WHAT IS TO COME
In this first part of the book, we describe many reversals and estimate the frequency of medical reversal. We describe the harms of our broken system. Many are obvious, but there are some surprising harms of medical reversal. The repercussions may go further than you imagine. In part 2, we provide you with an understanding of evidence-based medicine, an understanding that will prepare you for the remainder of the book and allow you to question the next report about a “revolutionary new treatment.” Part 3 focuses on the causes of medical reversal. Money, of course, is involved, but in this case it is not the entire problem. The seeds of reversal are sown at the start of medical school and are nourished throughout the medical industry.
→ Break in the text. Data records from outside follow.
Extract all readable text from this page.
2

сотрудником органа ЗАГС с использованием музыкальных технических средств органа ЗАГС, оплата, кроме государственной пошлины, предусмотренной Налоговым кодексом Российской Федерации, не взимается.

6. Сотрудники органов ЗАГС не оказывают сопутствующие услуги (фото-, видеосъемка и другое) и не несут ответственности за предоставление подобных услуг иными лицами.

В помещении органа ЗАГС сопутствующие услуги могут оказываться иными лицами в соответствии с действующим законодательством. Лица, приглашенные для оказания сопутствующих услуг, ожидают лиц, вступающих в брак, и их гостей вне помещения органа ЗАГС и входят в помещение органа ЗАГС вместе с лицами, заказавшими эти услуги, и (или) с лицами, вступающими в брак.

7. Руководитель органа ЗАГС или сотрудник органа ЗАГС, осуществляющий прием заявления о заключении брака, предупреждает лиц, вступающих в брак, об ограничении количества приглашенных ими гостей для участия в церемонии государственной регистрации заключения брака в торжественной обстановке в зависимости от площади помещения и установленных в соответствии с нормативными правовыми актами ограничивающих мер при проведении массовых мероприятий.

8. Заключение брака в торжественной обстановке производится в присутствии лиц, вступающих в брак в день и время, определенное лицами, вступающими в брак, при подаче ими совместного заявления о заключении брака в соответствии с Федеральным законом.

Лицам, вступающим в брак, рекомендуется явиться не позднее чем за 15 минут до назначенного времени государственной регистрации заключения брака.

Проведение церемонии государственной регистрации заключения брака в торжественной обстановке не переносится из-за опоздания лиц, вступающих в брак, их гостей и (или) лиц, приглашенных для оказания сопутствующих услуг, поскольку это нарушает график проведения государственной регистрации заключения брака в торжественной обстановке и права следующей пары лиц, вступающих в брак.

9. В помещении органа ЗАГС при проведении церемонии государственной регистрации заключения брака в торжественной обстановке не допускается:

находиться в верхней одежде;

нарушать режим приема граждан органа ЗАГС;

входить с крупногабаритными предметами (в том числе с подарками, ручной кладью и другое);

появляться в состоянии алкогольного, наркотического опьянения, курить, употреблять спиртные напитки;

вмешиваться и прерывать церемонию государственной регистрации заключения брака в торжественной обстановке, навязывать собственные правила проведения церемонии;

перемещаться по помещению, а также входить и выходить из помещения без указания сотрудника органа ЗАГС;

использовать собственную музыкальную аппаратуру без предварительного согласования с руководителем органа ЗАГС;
In part 4 we propose solutions for the problem of medical reversal. Our solutions are not a checklist and a vague call for you to be prepared when you see the doctor. We show just where changes can be made to medical education, medical research, and the process by which treatments are approved, so as to eliminate ineffective therapies. We also offer suggestions about how individuals can become better consumers of health care, how to be people who are unlikely to want, or be given, treatments that do not work. Because fundamentalism, in all its forms, is dangerous, we end by discussing those times when it is not necessary to demand that practices be based on ironclad data.
We hope that through reading this book you will understand the scope of the problem of medical reversal—how reversal affects every part of the doctor-patient relationship. This understanding may very well change your opinion of “feeling better.” It will certainly affect what you do when you feel well, in order to stay healthy, and what you do when you feel unwell.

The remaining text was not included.